Many of the administration’s energy-related actions thus far have been via executive action, which makes them vulnerable to court injunctions and reversal by future Democratic administrations.
By opting for a formal rulemaking process, Burgum’s approach to the issue could provide more changes to Biden-era actions that conflict with Trump’s agenda. …snip…
“It means they’re listening,” Utqiagvik mayor Asisaun Toovak told the Washington Free Beacon in an interview.
“They are taking the time to come here, 3,000 miles up north, to listen to our Indigenous voices and hear our right to self-determination as an Inupiat people. They’re listening, they’re hearing us, and they’re making a real effort.”
In addition to Toovak, several leaders from Utqiagvik and other communities in the North Slope Borough attended the town hall on Sunday in support of the delegation’s agenda.
“I want to say, in the words of our commander-in-chief, President Donald J. Trump, drill, baby, drill,” exclaimed Charles Lampe, a leader from Kaktovik, Alaska.

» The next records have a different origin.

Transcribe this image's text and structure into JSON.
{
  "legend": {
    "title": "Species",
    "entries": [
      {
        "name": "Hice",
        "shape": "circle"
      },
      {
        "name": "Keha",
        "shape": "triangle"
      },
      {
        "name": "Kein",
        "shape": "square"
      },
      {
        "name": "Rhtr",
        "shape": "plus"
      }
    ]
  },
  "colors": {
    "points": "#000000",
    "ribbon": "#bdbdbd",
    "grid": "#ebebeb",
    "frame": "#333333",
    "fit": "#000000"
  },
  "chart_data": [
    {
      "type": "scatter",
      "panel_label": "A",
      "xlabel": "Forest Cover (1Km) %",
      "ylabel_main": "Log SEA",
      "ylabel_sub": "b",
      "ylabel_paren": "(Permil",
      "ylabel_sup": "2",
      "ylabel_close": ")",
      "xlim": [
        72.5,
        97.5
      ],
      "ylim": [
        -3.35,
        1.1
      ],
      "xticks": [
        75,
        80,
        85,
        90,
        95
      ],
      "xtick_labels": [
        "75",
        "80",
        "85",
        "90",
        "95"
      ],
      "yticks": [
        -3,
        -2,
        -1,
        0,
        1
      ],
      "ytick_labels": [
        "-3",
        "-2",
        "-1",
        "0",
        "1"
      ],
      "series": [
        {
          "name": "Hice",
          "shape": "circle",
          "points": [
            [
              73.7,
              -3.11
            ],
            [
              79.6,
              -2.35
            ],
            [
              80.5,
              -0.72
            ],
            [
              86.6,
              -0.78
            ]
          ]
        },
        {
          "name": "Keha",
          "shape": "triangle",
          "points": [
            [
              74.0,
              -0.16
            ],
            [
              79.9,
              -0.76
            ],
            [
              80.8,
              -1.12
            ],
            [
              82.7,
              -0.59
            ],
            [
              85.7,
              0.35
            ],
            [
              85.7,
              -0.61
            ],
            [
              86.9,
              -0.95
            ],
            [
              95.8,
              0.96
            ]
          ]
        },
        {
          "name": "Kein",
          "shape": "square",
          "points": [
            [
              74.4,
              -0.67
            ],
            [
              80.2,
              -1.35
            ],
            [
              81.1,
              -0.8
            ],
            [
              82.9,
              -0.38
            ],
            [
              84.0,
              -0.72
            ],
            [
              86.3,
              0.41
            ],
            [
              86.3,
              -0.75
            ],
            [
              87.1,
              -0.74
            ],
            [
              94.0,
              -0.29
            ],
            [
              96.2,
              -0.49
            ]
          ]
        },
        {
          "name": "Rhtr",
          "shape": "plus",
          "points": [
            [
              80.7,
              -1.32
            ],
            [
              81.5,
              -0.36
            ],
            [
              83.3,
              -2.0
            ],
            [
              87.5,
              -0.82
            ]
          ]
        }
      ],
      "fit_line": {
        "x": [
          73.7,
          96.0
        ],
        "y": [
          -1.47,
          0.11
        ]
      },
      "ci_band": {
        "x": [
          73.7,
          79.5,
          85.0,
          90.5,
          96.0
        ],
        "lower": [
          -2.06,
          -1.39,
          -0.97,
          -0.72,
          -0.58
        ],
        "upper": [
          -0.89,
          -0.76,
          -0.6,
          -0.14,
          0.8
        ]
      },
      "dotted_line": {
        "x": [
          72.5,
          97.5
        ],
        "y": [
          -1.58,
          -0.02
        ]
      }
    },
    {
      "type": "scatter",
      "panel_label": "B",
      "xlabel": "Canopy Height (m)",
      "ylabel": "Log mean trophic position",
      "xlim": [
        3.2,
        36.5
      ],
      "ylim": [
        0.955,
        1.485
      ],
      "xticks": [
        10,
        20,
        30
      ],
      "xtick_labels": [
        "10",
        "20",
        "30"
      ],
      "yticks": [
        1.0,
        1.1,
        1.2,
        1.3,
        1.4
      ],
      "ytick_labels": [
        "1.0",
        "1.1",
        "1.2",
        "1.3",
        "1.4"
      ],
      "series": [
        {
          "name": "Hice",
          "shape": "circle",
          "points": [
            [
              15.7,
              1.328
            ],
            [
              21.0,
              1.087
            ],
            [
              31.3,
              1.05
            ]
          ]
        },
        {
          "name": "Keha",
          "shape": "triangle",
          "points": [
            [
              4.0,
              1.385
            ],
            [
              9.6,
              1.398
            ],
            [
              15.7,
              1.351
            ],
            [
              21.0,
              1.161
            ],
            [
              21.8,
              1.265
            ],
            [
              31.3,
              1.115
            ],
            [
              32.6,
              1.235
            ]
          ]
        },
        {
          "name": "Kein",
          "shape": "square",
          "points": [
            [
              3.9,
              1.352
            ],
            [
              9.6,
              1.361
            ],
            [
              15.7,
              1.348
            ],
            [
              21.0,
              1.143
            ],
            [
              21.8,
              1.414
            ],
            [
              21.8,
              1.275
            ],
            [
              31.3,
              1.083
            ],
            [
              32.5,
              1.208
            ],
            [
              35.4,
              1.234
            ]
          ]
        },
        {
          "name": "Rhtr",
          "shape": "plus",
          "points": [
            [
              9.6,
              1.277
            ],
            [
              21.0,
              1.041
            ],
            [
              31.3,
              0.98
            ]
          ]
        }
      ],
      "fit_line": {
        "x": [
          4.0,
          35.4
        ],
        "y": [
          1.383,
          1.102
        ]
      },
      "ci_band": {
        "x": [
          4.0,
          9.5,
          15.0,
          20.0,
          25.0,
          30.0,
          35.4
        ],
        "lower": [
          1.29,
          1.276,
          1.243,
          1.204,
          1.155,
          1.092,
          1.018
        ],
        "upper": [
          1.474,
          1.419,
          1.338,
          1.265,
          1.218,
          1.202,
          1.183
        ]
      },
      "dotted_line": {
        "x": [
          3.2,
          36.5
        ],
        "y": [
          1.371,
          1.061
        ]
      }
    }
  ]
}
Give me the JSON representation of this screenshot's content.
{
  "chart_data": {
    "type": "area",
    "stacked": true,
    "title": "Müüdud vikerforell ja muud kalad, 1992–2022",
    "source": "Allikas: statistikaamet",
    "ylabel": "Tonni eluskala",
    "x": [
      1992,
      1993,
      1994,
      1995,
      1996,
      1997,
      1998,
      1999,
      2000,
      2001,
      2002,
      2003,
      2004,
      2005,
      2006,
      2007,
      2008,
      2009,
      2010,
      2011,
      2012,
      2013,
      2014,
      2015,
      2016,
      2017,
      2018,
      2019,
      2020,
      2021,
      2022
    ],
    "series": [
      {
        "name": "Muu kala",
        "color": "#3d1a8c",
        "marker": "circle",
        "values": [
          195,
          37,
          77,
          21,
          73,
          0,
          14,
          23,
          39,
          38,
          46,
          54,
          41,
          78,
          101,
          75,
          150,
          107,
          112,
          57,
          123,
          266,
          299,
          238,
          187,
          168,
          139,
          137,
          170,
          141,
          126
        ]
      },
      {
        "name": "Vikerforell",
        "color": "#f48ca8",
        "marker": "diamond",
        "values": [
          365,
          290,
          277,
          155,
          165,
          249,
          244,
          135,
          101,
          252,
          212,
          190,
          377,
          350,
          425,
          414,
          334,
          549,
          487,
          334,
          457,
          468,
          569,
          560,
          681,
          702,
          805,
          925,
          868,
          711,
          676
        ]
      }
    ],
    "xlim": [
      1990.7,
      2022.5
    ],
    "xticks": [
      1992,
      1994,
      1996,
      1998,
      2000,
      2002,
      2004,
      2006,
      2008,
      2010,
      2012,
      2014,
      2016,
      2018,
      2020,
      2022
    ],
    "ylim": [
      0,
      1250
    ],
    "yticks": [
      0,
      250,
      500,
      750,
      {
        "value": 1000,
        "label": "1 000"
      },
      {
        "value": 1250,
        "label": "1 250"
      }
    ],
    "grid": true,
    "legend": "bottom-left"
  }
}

While the region is remote, it contains some of the largest oil and gas reserves in the country.
Continued development of those reserves could help supply the rest of the country and allies abroad with much-needed cheap energy while helping to boost the economies of the surrounding impoverished Native villages like Utqiagvik and Kaktovik, which are reliant on such projects for much-needed tax revenue.
That is why Alaska natives overwhelmingly support more oil and gas drilling projects.
The Biden administration ultimately ignored their pleas and instead took the side of powerful environmental groups that argue for more restrictions on development to curb greenhouse gas emissions and protect wildlife.
In doing so, Biden locked up more than 28 million acres of land in the National Petroleum Reserve in Alaska (NPR-A) and the Arctic National Wildlife Refuge (ANWR). He also shut down drilling off the coast of northern Alaska.